「さては俺に惚れたな」「ばか。誰が惚れるか」
住宅設備機器メーカーに同期入社した、太っちゃんとわたし。仕事は営業。 ある時、太っちゃんがインフルエンザで四十度近い熱を出した。でも現場にはどうしても行かなければならない。点滴を打ってもらって少し元気になった太っちゃんを助手席に乗せて私が運転していくことに・・・。
冒頭は、営業車で現場に向かう途中でふたりが交わした会話。単なる友人でもなく恋人同士でもない。
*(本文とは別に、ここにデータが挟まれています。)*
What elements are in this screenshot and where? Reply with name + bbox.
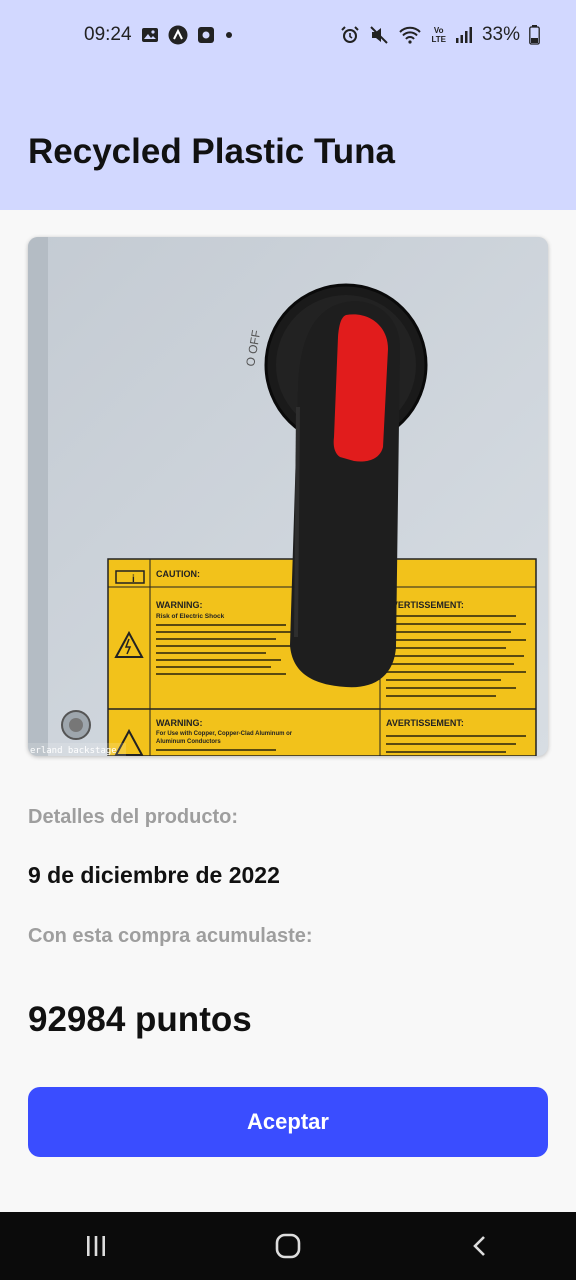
points-value: 92984 puntos bbox=[28, 1000, 252, 1039]
accept-button[interactable]: Aceptar bbox=[28, 1087, 548, 1157]
label-warning-2-sub2: Aluminum Conductors bbox=[156, 739, 221, 745]
app-a-icon bbox=[168, 25, 188, 45]
nav-bar bbox=[0, 1212, 576, 1280]
recent-apps-icon[interactable] bbox=[56, 1221, 136, 1271]
volte-top: Vo bbox=[433, 26, 444, 35]
label-warning-2-sub: For Use with Copper, Copper-Clad Aluminu… bbox=[156, 731, 293, 737]
signal-icon bbox=[455, 26, 473, 44]
page-title: Recycled Plastic Tuna bbox=[28, 132, 396, 171]
label-caution-text: CAUTION: bbox=[156, 569, 200, 579]
svg-text:i: i bbox=[132, 574, 135, 585]
volte-bottom: LTE bbox=[431, 35, 446, 44]
details-label: Detalles del producto: bbox=[28, 806, 239, 828]
purchase-date: 9 de diciembre de 2022 bbox=[28, 862, 280, 888]
back-icon[interactable] bbox=[440, 1221, 520, 1271]
label-warning-1-sub: Risk of Electric Shock bbox=[156, 613, 225, 620]
status-right: Vo LTE 33% bbox=[340, 24, 540, 46]
app-bar: Recycled Plastic Tuna bbox=[0, 70, 576, 210]
accumulated-label: Con esta compra acumulaste: bbox=[28, 925, 313, 947]
app-square-icon bbox=[197, 26, 215, 44]
status-time: 09:24 bbox=[84, 24, 132, 45]
alarm-icon bbox=[340, 25, 360, 45]
mute-icon bbox=[369, 25, 389, 45]
status-left: 09:24 bbox=[84, 24, 234, 46]
label-avert-1-text: AVERTISSEMENT: bbox=[386, 600, 464, 610]
volte-icon: Vo LTE bbox=[431, 26, 446, 44]
status-bar: 09:24 Vo LTE 33% bbox=[0, 0, 576, 70]
wifi-icon bbox=[398, 25, 422, 45]
dot-icon bbox=[224, 30, 234, 40]
gallery-icon bbox=[141, 26, 159, 44]
product-image: i CAUTION: WARNING: Risk of Electric Sho… bbox=[28, 237, 548, 756]
label-warning-2-text: WARNING: bbox=[156, 718, 203, 728]
label-warning-1-text: WARNING: bbox=[156, 600, 203, 610]
battery-percent: 33% bbox=[481, 24, 520, 45]
battery-icon bbox=[529, 25, 540, 45]
label-avert-2-text: AVERTISSEMENT: bbox=[386, 718, 464, 728]
home-icon[interactable] bbox=[248, 1221, 328, 1271]
image-watermark: erland backstage bbox=[30, 746, 117, 756]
もちろん深い関係でもない。ふたりの関係をどう表現したらいいのだろう。
ある時ふたりは飲みながらこんな会話を交わす。「おまえさ、秘密ってある?」「秘密?」 話は進んで「先に死んだ方のパソコンのHDDを、後に残ったやつが破壊するのさ」ということに・・・。
不幸な事故で太っちゃんが死んだ。約束を果たすべく私は、彼の部屋に忍び込む・・・。 『沖で待つ』絲山秋子/文芸春秋 いいなこんな関係・・・。
でも、男女の間にこんなにいい「線」って実際に存在することがあるんだろうか、それとも小説の中だけの虚線なんだろうか?